There’s an app for being green, and by an app, I mean a slew of apps. These iPhone apps range from offering general sustainability tips and games to store and product directories.
A lot of green apps focus on offering general tips for everyday actions you can take to help make a difference, which really doesn’t take advantage of the iPhone’s capabilities. Below are the top ten green apps across a range of applications, some of which could help you save money in addition to living on the greener side of the fence.
1. If you need ideas for how to be more green, try Green Genie. iTunes ($0.99) The app suggests more than 100 projects to tackle, like bringing your own grocery bags when you go shopping or reducing your company’s paper usage.
The app includes a glossary of green terms and has a library of “essential reading” on sustainability. For those who want to dive deeper, it also lists recommended websites and green organizations.
Another useful feature of the app is its plastics directory, which helps you understand what the number 5 on your yogurt container means, and why it’s may not be recyclable in your area.
Green Genie allows you to submit project ideas, and the database continues to grow as more people pitch in. This is definitely one of the most social, interactive green apps available.
2. GoodGuide iTunes (free) showcases sustainable products and features a bar code scanner to check an item’s environmental impact before buying it.
GoodGuide’s mission is to become the best information source for products’ and companies’ environmental, health and social impacts. Its database has more than 70,000 ratings in categories ranging from personal care to toys.
If a product catches your eye, you can add it to a shopping list within the app, and if you discover that your favorite deodorant doesn’t live up to your environmental standards, you can make note of that, too. GoodGuide is a TechCrunch50 alum.
3. Carbon Tracker iTunes (free) uses GPS to calculate your carbon footprint based on how much your travel. You can chart your carbon emission changes by month and set goals to decrease them.
The app factors emission for planes, train and automobiles, as well as a few other vehicles. It also allows you to switch between miles and kilometers, in case you need to emit carbon abroad.
4. Green Outlet iTunes ($2.99) tries to predict your electric bill and carbon footprint based on what appliances you use. To get started, you find the types of appliances you have (microwave? PlayStation?) and approximate how many hours per day you use each one.
The app will estimate your electric bill and carbon footprint for the month. You can also see a breakdown of how much each appliance is costing you.
If you exceed the U.S. Government’s recommended carbon limits, the app will warn you and give you the option to purchase carbon offsets.

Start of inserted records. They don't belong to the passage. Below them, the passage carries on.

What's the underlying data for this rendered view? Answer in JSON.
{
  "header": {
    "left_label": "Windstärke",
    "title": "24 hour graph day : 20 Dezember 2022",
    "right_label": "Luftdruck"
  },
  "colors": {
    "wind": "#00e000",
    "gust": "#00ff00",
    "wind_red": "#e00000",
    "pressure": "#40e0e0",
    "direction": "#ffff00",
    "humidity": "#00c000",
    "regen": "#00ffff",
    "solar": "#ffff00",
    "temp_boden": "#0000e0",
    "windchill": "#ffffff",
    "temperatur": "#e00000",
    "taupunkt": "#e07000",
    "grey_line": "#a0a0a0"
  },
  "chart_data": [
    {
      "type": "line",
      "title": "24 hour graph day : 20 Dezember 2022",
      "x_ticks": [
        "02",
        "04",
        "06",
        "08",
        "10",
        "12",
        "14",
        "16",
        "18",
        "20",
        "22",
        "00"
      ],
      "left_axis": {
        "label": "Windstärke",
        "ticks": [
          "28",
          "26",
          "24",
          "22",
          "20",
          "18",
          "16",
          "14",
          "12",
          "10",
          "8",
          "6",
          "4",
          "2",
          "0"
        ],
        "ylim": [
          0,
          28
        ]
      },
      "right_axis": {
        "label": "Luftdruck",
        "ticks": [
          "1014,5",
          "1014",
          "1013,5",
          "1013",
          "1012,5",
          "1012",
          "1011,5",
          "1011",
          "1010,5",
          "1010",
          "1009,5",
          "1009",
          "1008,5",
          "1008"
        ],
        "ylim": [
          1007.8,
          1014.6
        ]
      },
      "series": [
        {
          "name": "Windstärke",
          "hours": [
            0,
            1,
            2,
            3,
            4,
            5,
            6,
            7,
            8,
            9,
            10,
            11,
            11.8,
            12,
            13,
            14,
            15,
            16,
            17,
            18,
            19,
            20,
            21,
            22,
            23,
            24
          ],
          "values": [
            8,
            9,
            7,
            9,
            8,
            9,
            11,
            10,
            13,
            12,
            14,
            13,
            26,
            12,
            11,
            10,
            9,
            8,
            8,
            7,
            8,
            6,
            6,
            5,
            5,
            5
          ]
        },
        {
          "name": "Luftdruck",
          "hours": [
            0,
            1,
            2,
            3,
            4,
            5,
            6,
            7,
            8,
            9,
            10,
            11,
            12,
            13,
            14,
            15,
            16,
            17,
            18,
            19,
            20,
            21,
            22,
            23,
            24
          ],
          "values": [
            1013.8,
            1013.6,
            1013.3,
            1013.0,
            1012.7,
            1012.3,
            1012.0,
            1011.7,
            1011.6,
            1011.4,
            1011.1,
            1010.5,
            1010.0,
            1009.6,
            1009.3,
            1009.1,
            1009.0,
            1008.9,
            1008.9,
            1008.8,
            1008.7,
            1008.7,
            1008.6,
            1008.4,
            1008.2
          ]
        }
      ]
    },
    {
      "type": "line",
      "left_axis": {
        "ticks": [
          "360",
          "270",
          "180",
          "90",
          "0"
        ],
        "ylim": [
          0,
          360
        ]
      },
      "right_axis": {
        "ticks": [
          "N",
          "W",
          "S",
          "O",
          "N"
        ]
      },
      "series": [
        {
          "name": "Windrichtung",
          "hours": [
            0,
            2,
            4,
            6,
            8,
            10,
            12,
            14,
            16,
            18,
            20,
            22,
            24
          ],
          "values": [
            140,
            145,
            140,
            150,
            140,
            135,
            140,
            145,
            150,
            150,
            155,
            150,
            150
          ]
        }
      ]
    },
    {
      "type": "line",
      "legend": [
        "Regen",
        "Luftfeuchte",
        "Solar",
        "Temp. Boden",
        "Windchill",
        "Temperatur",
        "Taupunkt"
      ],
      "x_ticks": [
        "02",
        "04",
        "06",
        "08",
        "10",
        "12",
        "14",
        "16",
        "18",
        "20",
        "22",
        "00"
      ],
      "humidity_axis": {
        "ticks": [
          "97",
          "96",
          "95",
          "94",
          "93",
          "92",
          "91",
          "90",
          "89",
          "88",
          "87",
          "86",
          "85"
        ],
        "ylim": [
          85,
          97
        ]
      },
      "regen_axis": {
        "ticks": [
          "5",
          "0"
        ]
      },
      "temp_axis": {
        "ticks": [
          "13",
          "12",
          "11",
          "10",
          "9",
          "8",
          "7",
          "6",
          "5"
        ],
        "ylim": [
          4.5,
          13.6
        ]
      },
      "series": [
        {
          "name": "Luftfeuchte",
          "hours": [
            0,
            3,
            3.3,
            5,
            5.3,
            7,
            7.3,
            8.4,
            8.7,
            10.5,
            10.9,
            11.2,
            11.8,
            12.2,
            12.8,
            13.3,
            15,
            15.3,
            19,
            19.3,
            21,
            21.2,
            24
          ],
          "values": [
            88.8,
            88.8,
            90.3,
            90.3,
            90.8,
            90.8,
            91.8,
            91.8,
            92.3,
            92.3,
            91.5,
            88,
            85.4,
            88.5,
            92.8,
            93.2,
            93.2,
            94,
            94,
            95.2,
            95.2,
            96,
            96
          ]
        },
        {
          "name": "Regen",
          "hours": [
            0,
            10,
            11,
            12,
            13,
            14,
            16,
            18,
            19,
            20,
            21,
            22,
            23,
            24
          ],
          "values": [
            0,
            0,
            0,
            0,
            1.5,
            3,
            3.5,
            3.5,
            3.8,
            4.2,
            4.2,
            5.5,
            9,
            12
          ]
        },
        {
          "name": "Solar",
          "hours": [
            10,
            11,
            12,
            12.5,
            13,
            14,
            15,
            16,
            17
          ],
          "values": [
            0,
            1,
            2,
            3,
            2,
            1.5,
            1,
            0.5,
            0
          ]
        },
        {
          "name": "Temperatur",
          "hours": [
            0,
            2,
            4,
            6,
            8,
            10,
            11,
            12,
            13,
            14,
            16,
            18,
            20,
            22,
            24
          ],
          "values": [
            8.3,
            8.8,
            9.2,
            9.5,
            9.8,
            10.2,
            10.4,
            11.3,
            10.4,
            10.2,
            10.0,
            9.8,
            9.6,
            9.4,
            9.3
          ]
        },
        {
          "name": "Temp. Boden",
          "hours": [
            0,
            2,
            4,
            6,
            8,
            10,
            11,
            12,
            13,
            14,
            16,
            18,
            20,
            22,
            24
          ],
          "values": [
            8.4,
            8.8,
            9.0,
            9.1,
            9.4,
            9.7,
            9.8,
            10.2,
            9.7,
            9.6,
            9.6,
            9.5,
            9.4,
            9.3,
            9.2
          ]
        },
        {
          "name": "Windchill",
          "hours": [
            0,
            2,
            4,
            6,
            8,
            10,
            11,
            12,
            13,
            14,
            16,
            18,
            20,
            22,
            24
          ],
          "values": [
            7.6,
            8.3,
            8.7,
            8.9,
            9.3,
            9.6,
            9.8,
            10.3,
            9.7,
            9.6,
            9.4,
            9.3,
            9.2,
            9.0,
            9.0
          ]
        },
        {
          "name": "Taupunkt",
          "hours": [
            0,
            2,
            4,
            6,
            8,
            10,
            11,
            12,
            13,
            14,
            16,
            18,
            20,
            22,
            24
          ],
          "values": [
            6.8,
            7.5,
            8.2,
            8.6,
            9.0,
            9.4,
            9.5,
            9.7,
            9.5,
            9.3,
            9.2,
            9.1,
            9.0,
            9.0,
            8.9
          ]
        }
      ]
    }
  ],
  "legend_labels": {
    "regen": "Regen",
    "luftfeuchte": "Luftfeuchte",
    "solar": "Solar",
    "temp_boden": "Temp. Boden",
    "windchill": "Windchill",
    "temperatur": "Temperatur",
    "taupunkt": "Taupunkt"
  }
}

5. Green Gas Saver iTunes (free) tracks your driving habits and warns you through gauges and sounds if you accelerate too quickly or take a turn too hard. The app saves your score from each trip to help you improve over time. It’s a good way to become a better driver overall, in addition to saving on fuel costs. It uses the accelerometer to detect sharp turns, but if may also GPS to constantly calculate how fast you are going, which could make it a battery hog.
6. Find Green iTunes (free) points you to nearby sustainable businesses. There are a few apps that focus on local food, but Find Green can also point you to other categories, like wellness, office and landscaping. It also lets you select distance by type of transportation, so you can choose whether to bring groceries home by foot, bike or car. You can also submit green businesses you know of to the database.
7. Get Green iTunes ($0.99) offers relevant green tips by tailoring them to the season. Getting advice on keeping your house draft-free is less relevant in summer, as are gardening tips in winter. Most of the “green tips” apps available offer randomized advice that are often pointless or laughable in the wrong weather. Get Green is the best of the bunch for being smart about the context and timing of the tips it offers.
8. Green Me is designed for list-maker types. It iTunes ($1.99) displays a calendar and asks you to list five “green” things you’ve done each day. The built-in calendar is then marked with a shade of green correlated to how many things you did to be sustainable. The more accomplishments you list, the darker the green for that date. It’s a handy way of tracking how diligent you’ve been over time with a little game mechanics thrown in.
9. Green Charging iTunes ($0.99) makes your phone vibrate and sound an alarm when it’s fully charged to save energy. It also displays how much talk time you have at your current battery level. This app is handy because phones and other devices can use up a significant amount of energy even when they’re no longer charging. Unplugging electronics when you’re not using them is a good green habit to develop, and this app can help you get into it.
If you ever goofed off in math class by playing Drug Wars on your graphing calculator, you might enjoy Green Wars iTunes ($1.99, or free for the lite version). It’s a green twist on the classic buy low/sell high game.
In the original game, you deal drugs, but in Green Wars your inventory is packed with things like reusable shopping bags and hybrid cars. I know, it’s not as fun, but if you can forgive that it can be an engaging game.
Your goal is to buy cheap green products, travel to a different area in the game, and try to sell them at a profit. Loans are available to buy more items, and once you start earning, you can deposit your bounty to start earning interest.
It won’t make you more green directly, but it might help you keep those green thoughts front and center.
Many other green apps exist that encourage sustainability, but some things still have to be done manually. Separating and taking out the recycling or turning the compost? No, there’s still no app for that.